Ces enseignants racontent ces fois où, dans leur classe, la laïcité a été ébranlée

Publié le 21 octobre 2020 à 13h04, mis à jour le 21 octobre 2020 à 18h27

Source : JT 13h Semaine

RELIGIONS - Après la mort de Samuel Paty, bon nombre d'enseignants disent être ou avoir été confrontés à des atteintes à la laïcité dans leurs classes. Entre septembre 2019 et mars 2020, 935 cas ont fait l'objet d'un signalement à l'Education nationale. Le témoignage de trois professeurs.

Port de signes ou de tenues à connotation religieuse, contestations d'enseignement ou encore évitement du cours de natation : 935 atteintes à la laïcité ont été recensées entre septembre 2019 et mars 2020, contre 900 cas répertoriés sur un trimestre (entre avril et juin 2019). Mais après une année scolaire marquée par près de trois mois de confinement, difficile de comparer les deux périodes. " J’ai le sentiment qu’on est plutôt dans une forme de stagnation, qu’on a endigué quelque chose", avait pour sa part affirmé Jean-Michel Blanquer lors de la rentrée. 

Toutefois du côté des enseignants, le sentiment n'est pas tout à fait le même. Certains d'entre eux ont accepté de témoigner des difficultés qu'ils rencontrent dans leurs classes sur la question religieuse, mais la mort de Samuel Paty les incite à la prudence. "Je me dis que cela peut arriver à n'importe lequel d'entre nous. Il suffit que ce que l'on fait soit mal interprété, et le drame arrive. Vu ce qui s'est passé, je préfère vraiment faire attention", raconte ainsi, sous couvert d'anonymat, une enseignante qui s'occupe d'enfants de CM1. 

Et malgré le jeune âge de ses élèves, la question religieuse s'est déjà invitée dans sa classe, à l'occasion d'un cours sur les animaux de la ferme. "A un moment donné, j'ai demandé à un enfant de me donner  le nom du mâle de la truie, et il a refusé de prononcer le nom parce qu'il disait que c'était interdit. J'ai dû renoncer parce qu'il n'allait pas dire le nom", poursuit-elle.

Remises en cause du programme scolaire

Cet exemple est loin d'être un cas isolé.
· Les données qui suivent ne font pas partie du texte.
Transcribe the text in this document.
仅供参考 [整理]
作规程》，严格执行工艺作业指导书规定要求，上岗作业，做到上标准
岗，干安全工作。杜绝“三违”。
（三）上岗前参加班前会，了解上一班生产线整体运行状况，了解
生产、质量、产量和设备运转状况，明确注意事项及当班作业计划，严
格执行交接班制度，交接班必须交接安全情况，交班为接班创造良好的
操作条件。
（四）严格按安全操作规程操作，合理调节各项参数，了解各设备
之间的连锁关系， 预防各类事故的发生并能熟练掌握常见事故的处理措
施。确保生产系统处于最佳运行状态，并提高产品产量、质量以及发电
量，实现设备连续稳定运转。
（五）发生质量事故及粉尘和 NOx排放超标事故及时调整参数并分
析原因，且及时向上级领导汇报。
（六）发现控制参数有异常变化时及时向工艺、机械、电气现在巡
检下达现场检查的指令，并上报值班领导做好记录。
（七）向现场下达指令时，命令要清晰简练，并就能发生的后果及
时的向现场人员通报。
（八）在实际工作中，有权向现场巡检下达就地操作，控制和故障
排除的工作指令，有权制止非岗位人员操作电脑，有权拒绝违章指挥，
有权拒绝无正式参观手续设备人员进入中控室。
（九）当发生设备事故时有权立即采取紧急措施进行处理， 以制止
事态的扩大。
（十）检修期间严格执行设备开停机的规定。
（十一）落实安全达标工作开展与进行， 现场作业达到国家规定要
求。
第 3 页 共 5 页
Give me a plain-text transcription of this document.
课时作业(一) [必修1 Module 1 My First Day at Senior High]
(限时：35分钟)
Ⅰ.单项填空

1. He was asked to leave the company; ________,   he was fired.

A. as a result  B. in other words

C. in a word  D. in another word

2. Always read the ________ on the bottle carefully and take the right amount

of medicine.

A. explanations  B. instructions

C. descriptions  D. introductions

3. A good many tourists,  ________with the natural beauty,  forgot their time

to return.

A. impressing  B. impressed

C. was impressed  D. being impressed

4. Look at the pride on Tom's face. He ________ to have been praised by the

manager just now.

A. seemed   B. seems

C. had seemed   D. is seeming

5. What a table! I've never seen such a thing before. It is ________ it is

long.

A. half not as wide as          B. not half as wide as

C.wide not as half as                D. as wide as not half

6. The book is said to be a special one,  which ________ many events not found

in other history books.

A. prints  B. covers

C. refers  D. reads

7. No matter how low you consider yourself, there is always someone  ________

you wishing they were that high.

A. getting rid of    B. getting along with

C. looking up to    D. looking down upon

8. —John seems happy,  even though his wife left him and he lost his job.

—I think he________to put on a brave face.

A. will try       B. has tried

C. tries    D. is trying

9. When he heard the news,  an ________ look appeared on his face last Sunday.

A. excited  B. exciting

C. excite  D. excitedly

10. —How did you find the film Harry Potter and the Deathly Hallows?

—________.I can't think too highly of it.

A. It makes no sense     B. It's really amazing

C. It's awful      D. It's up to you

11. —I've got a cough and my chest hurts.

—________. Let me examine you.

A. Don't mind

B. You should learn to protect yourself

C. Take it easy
Bon nombre de professeurs décrivent des remises en cause de pans entiers du programme scolaire. "Lors de sorties, on a quelquefois des élèves qui refusent de rentrer dans les églises. On a aussi souvent des  problèmes lors du ramadan. Les parents nous demandent des aménagements parfois. Une fois on nous a même demandé une salle spéciale de repos pour ces élèves. A l'époque, la direction avait refusé", indique de son côté Angélique Adamik, professeure de français à Evry (Essonne).

Des comportements souvent dictés par les adultes, car même si la grande majorité des atteintes à la laïcité sont commises par des élèves (57% cette année contre 61% l'an dernier), le ministère note une augmentation des faits de la part de parents (19% cette année contre 22% l'an dernier). Angélique Adamik en a fait les frais récemment lors d'une étude des textes fondateurs, et notamment de la Bible.
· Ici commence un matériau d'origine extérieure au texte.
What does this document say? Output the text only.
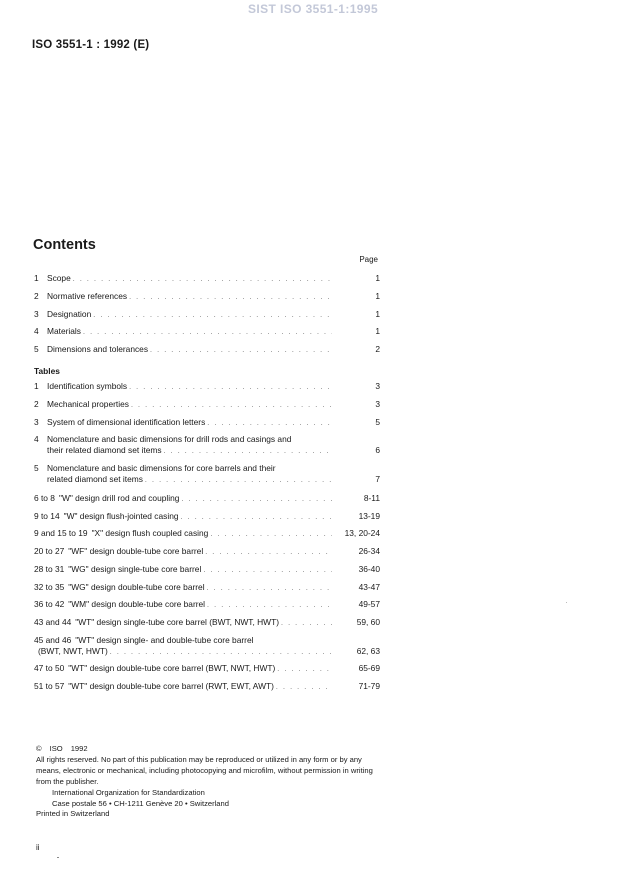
SIST ISO 3551-1:1995
ISO 3551-1 : 1992 (E)
Contents
Page
1 Scope . . .	1
2 Normative references . . .	1
3 Designation . . .	1
4 Materials . . .	1
5 Dimensions and tolerances . . .	2
Tables
1 Identification symbols . . .	3
2 Mechanical properties . . .	3
3 System of dimensional identification letters . . .	5
4 Nomenclature and basic dimensions for drill rods and casings and
their related diamond set items . . .	6
5 Nomenclature and basic dimensions for core barrels and their
related diamond set items . . .	7
6 to 8 "W" design drill rod and coupling . . .	8-11
9 to 14 "W" design flush-jointed casing . . .	13-19
9 and 15 to 19 "X" design flush coupled casing . . .	13, 20-24
20 to 27 "WF" design double-tube core barrel . . .	26-34
28 to 31 "WG" design single-tube core barrel . . .	36-40
32 to 35 "WG" design double-tube core barrel . . .	43-47
36 to 42 "WM" design double-tube core barrel . . .	49-57
43 and 44 "WT" design single-tube core barrel (BWT, NWT, HWT) . . .	59, 60
45 and 46 "WT" design single- and double-tube core barrel
(BWT, NWT, HWT) . . .	62, 63
47 to 50 "WT" design double-tube core barrel (BWT, NWT, HWT) . . .	65-69
51 to 57 "WT" design double-tube core barrel (RWT, EWT, AWT) . . .	71-79
© ISO 1992
All rights reserved. No part of this publication may be reproduced or utilized in any form or by any means, electronic or mechanical, including photocopying and microfilm, without permission in writing from the publisher.
International Organization for Standardization
Case postale 56 • CH-1211 Genève 20 • Switzerland
Printed in Switzerland
ii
"Un petit élève de sixième s'est mis à me dire qu'il était hors de question qu'il écoute mon cours parce que son père lui avait dit que dans cette séquence sur la Bible tout était faux", raconte-t-elle. 
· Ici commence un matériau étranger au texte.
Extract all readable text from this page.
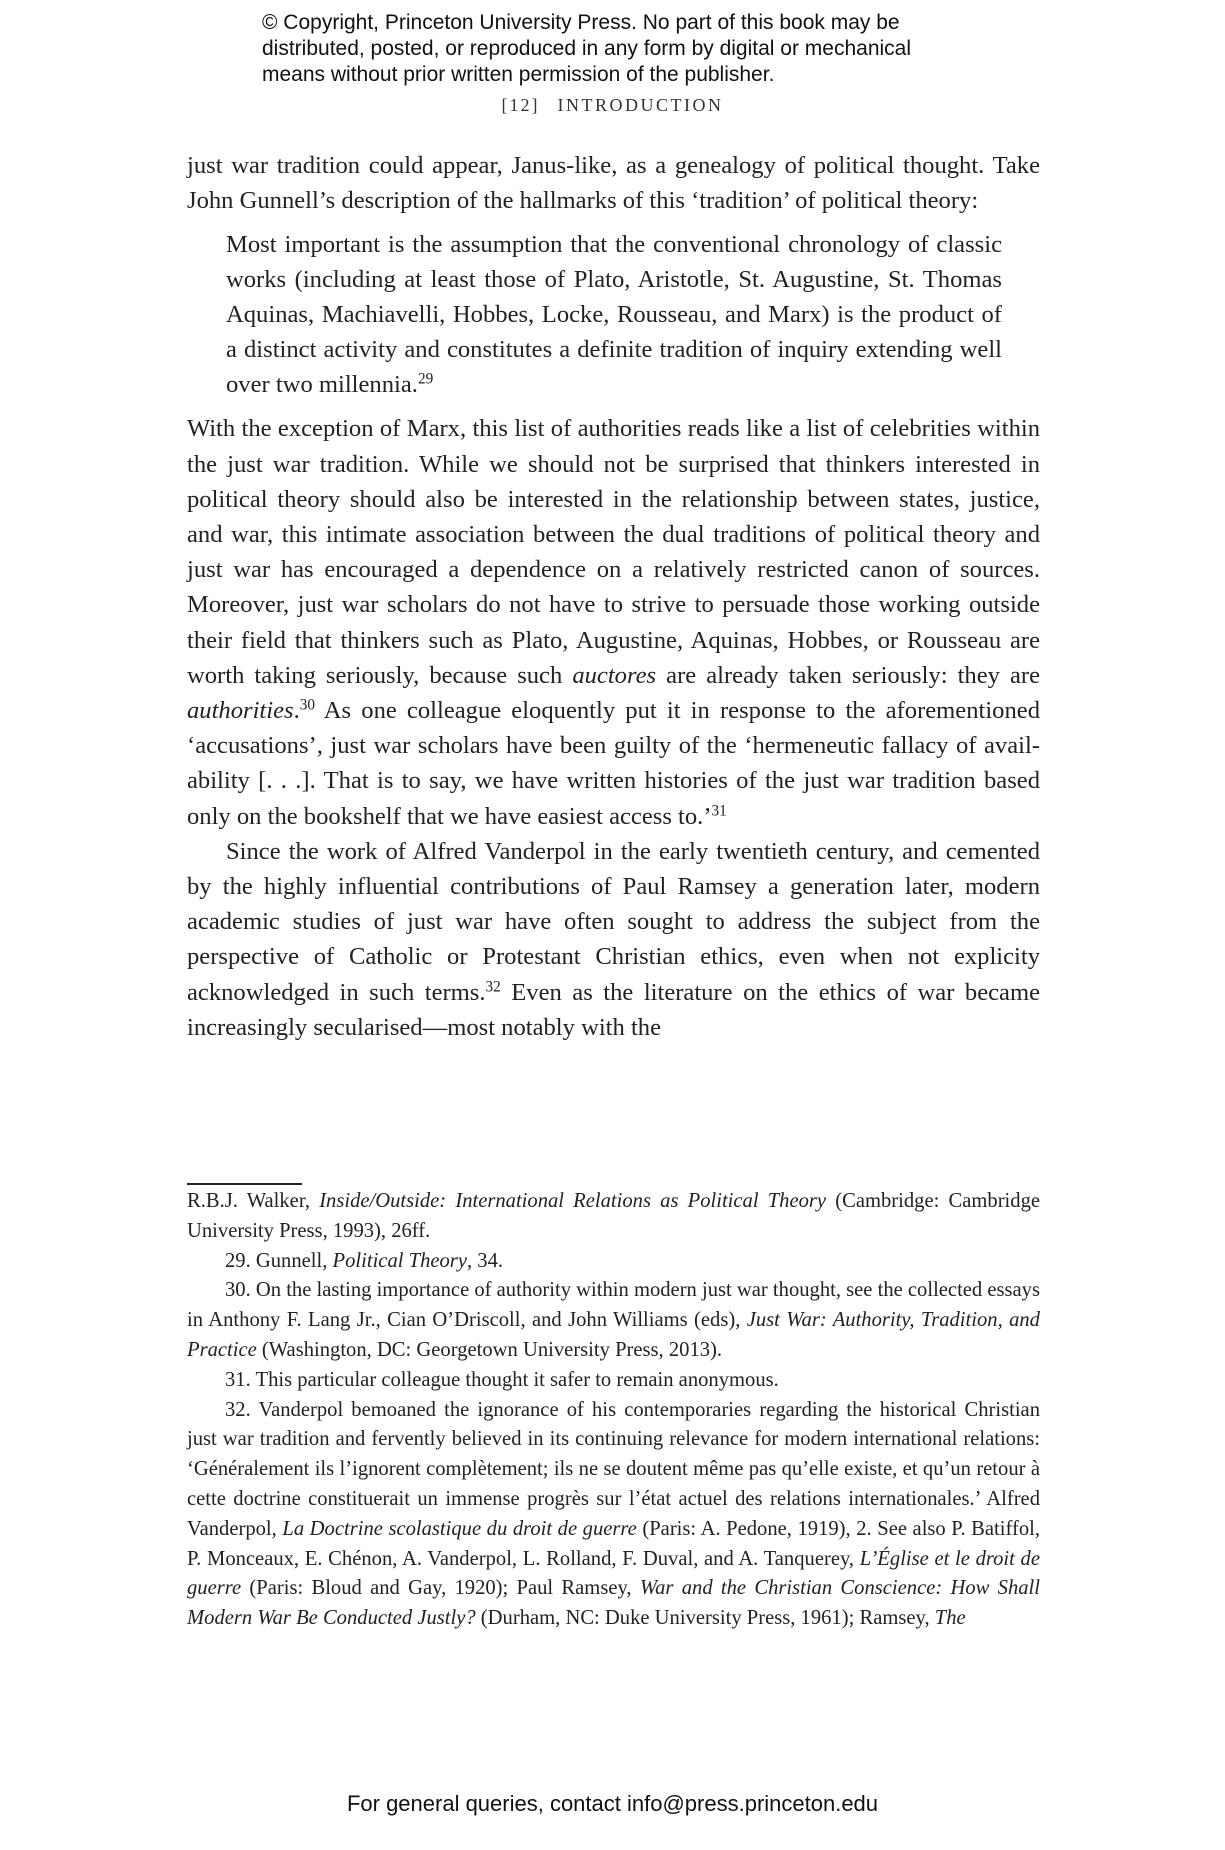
© Copyright, Princeton University Press. No part of this book may be
distributed, posted, or reproduced in any form by digital or mechanical
means without prior written permission of the publisher.
[12] INTRODUCTION

just war tradition could appear, Janus-like, as a genealogy of political thought. Take John Gunnell’s description of the hallmarks of this ‘tradition’ of political theory:

Most important is the assumption that the conventional chronology of classic works (including at least those of Plato, Aristotle, St. Augustine, St. Thomas Aquinas, Machiavelli, Hobbes, Locke, Rousseau, and Marx) is the product of a distinct activity and constitutes a definite tradition of inquiry extending well over two millennia.$^{29}$

With the exception of Marx, this list of authorities reads like a list of celebrities within the just war tradition. While we should not be surprised that thinkers interested in political theory should also be interested in the relationship between states, justice, and war, this intimate association between the dual traditions of political theory and just war has encouraged a dependence on a relatively restricted canon of sources. Moreover, just war scholars do not have to strive to persuade those working outside their field that thinkers such as Plato, Augustine, Aquinas, Hobbes, or Rousseau are worth taking seriously, because such auctores are already taken seriously: they are authorities.$^{30}$ As one colleague eloquently put it in response to the aforementioned ‘accusations’, just war scholars have been guilty of the ‘hermeneutic fallacy of availability [. . .]. That is to say, we have written histories of the just war tradition based only on the bookshelf that we have easiest access to.’$^{31}$

Since the work of Alfred Vanderpol in the early twentieth century, and cemented by the highly influential contributions of Paul Ramsey a generation later, modern academic studies of just war have often sought to address the subject from the perspective of Catholic or Protestant Christian ethics, even when not explicity acknowledged in such terms.$^{32}$ Even as the literature on the ethics of war became increasingly secularised—most notably with the

R.B.J. Walker, Inside/Outside: International Relations as Political Theory (Cambridge: Cambridge University Press, 1993), 26ff.

29. Gunnell, Political Theory, 34.

30. On the lasting importance of authority within modern just war thought, see the collected essays in Anthony F. Lang Jr., Cian O’Driscoll, and John Williams (eds), Just War: Authority, Tradition, and Practice (Washington, DC: Georgetown University Press, 2013).

31. This particular colleague thought it safer to remain anonymous.

32. Vanderpol bemoaned the ignorance of his contemporaries regarding the historical Christian just war tradition and fervently believed in its continuing relevance for modern international relations: ‘Généralement ils l’ignorent complètement; ils ne se doutent même pas qu’elle existe, et qu’un retour à cette doctrine constituerait un immense progrès sur l’état actuel des relations internationales.’ Alfred Vanderpol, La Doctrine scolastique du droit de guerre (Paris: A. Pedone, 1919), 2. See also P. Batiffol, P. Monceaux, E. Chénon, A. Vanderpol, L. Rolland, F. Duval, and A. Tanquerey, L’Église et le droit de guerre (Paris: Bloud and Gay, 1920); Paul Ramsey, War and the Christian Conscience: How Shall Modern War Be Conducted Justly? (Durham, NC: Duke University Press, 1961); Ramsey, The

For general queries, contact info@press.princeton.edu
Face à ces cas qui se multiplient, bon nombre d'enseignants dénoncent un manque de soutien de leur hiérarchie. Au point de devoir faire des concessions pour éviter les conflits. "Il y a eu une montée continue de la peur dans les années 2000 et les années 2010, et à la suite de ce qui vient de se passer, une forme d'autocensure risque de s'introduire auprès des enseignants", prévient Eric Anceau, professeur d'histoire à la Sorbonne.